Judy Fong Bates | |
Birth Name: | Fong Mun Sin[1] |
Birth Date: | 22 December 1949 |
Birth Place: | Kaiping, Guangdong, China |
Occupation: | author and teacher |
Citizenship: | Canadian |
Alma Mater: | University of Guelph University of Toronto |
Judy Fong Bates (born December 22, 1949) is a Chinese-Canadian author. She is a 2006 recipient of the Alex Awards.
Born in Kaiping, Guangdong, she immigrated to Canada with her mother in 1955 to reunite with her father in Allandale, Ontario.
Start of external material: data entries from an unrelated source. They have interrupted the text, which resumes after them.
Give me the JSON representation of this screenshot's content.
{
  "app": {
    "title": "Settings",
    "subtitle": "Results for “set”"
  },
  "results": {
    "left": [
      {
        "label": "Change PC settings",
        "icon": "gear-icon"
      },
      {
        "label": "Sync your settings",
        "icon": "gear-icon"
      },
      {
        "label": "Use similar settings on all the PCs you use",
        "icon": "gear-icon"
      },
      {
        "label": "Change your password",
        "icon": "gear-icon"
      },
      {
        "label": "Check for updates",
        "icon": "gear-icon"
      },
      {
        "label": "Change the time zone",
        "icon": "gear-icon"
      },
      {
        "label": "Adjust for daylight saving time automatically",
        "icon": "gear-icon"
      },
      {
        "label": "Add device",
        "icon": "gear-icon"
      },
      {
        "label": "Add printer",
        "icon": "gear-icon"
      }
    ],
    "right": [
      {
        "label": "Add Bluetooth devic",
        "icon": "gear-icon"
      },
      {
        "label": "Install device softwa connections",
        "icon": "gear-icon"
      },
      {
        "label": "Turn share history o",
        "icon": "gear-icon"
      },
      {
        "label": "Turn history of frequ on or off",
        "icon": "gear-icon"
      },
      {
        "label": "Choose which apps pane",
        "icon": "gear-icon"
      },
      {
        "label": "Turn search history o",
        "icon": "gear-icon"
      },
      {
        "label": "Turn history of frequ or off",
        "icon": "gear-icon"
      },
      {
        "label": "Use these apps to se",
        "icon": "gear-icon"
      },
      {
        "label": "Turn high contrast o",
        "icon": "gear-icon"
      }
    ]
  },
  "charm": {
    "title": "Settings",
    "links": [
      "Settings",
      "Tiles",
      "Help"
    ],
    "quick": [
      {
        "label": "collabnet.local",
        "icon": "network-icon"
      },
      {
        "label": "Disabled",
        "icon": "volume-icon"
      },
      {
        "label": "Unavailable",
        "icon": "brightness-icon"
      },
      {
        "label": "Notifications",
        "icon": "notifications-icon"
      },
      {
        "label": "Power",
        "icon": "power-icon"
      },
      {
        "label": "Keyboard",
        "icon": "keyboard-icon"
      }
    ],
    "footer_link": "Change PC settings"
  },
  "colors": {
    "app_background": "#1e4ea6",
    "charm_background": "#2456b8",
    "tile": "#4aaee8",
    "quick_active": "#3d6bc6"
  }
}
The family subsequently moved to Acton, Ontario where she spent most of her adolescence,[2] [3] eventually graduating from Guelph Collegiate Vocational Institute.[4] She obtained her Bachelor of Arts from the University of Guelph,[4] later followed with a Bachelor of Education from the University of Toronto.[5] She was a teacher with the Toronto Board of Education for twenty years,[6] working at the Garden Avenue and Fern Avenue public schools,[7] and has also taught creative writing at the University of Toronto and Trent University.[6]
She currently resides with her husband on a farm near Toronto.[6]
In 2005, she published Midnight at the Dragon Café, which was recognized in 2006 by the American Library Association as one of the year's notable books,[8] and was subsequently honoured with an Alex Award in 2008, for having special appeal to young adults. In 2011, this book was chosen by the Toronto Public Library as the One Book Selection, as the single work that Torontonians should read within the year.[9]
In 2010, The Year of Finding Memory was selected by The Globe and Mail as one of the top 100 books of the year.[10]